If the Spurs know that they’ll get these versions of Kawhi and Parker in the playoffs, Golden State just might have to play a Game 7 (in a best-case scenario for the Dubs).
Ultimately, what SHOULD these teams take away from the game? Cleveland ought to be a little concerned about its bench, which was outscored by a 35-12 margin, but the Cavs know that this deficiency is not likely to be a problem until the Finals. What’s of greater concern is Kevin Love’s defense. It’s too easy for skilled opposing players to establish position against Love and get the kinds of shots they want. That could pose problems, and David Blatt needs to be able (and ready) to implement a defensive plan which can minimize that deficiency.
Another concern for the Cavs is that J.R. Smith — who scored 10 quick points but then tallied only seven over the final three quarters — will continue to blow hot and cold. He did come through in the East playoffs last season, but he just as clearly shot the Cavs out of the Finals. He is, one could very realistically argue, the non-LeBron Cleveland player who — if great — ensures victory for the Cavs more than any other. He is also the non-Bron Cav who — if off his game — most likely ensures defeat if King James and Kyrie aren’t at their best. That’s a somewhat tenuous position for the Cavs, but in the grand scheme of things, their assortment of role players — with Iman Shumpert, Matthew Dellavedova (who has been superb this season), and Timofey Mozgov — offer more than enough defense and rebounding to knit the team together.
There’s just not enough reason for Cleveland fans to be concerned in the aftermath of this game.
For San Antonio, the biggest point of worry is similar to what the Cavs might see with J.R.
Danny Green, if he could ever fix his broken jump shot, would make San Antonio 300 times more difficult to defeat. Green shot the lights out in the 2013 NBA Finals — he would have been the MVP of the series had the Spurs won in six games. He then helped San Antonio win the 2014 title with his trusty three-ball. The diminishment of his shooting rates as a surprise in this larger context. That he shot poorly on Thursday is no surprise, given his lack of shooting form during the current season. San Antonio gets a good defensive effort from Green, but the Spurs will need that jumper to be repaired if they want to go all the way.
Beyond that, there’s not too much else to complain about.
Aldridge did get that late offensive rebound, but he was off the mark in this game. David West was huge off the bench with 13 points, hitting some of the mid-range jumpers Aldridge is supposed to hit. Right now, San Antonio can say that “it was only one night,” but as the season moves along, LMA’s jumper can’t be “MIA” against high-level opponents.

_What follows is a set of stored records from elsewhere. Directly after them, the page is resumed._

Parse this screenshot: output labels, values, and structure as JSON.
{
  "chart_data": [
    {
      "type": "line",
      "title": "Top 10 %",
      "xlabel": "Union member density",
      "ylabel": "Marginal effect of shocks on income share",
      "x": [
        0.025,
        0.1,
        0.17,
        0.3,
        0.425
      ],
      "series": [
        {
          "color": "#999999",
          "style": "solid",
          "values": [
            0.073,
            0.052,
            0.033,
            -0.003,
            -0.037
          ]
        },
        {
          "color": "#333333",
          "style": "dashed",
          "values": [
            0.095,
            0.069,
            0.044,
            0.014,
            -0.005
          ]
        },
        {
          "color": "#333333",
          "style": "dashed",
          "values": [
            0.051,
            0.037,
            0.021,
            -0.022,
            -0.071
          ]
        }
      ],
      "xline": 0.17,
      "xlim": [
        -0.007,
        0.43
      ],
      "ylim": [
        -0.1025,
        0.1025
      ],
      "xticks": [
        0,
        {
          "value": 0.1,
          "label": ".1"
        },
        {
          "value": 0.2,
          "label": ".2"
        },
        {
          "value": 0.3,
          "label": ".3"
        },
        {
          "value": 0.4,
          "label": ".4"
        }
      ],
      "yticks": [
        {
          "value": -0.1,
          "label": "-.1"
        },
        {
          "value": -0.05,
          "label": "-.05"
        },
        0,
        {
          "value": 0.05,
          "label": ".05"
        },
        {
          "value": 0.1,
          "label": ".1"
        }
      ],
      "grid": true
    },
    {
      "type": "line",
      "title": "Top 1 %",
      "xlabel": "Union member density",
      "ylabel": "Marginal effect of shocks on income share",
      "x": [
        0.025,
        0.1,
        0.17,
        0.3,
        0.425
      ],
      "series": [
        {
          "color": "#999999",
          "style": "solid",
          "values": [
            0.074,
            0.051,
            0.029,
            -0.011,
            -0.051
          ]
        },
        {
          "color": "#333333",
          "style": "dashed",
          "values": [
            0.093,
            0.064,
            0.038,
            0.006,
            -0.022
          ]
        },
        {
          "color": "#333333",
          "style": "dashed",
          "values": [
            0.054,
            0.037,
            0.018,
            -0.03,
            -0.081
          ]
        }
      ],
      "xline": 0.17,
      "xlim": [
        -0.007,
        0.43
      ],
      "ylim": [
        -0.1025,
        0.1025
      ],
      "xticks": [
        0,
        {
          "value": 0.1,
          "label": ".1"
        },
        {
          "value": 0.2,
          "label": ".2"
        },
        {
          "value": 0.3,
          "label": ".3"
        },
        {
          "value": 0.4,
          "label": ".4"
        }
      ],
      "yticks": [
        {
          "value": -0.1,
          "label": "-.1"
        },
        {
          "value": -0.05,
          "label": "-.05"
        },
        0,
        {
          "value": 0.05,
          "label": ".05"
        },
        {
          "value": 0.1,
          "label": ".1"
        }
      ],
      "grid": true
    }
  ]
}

The big reason why San Antonio should be happy with this game is that its bench was so formidable. West provided a game-altering performance. Patty Mills and Manu Ginobili made important contributions as well. What’s scary for the rest of the league, and reassuring for the Spurs, is that outside of Parker (11-for-18) and West (5-for-7), San Antonio hit just 38 percent of its field goals (22-for-58). Ginobili missed the most open threes you’ll ever see. Aldridge and Duncan couldn’t get a lot of quality shots to drop, and as mentioned earlier, Green’s shot is broken. He was all alone on a number of three-point looks, yet missed badly.
No matter — the Spurs still prevailed. They committed only 11 turnovers and shot twice as many foul shots (22 to 11). Everything about this game other than shooting was right where the Spurs wanted it. If they bring a more accurate shooting touch to the playoffs, while keeping everything else from Thursday night in place, they’ll have a great chance of staging a June reunion with the team they just defeated by four points.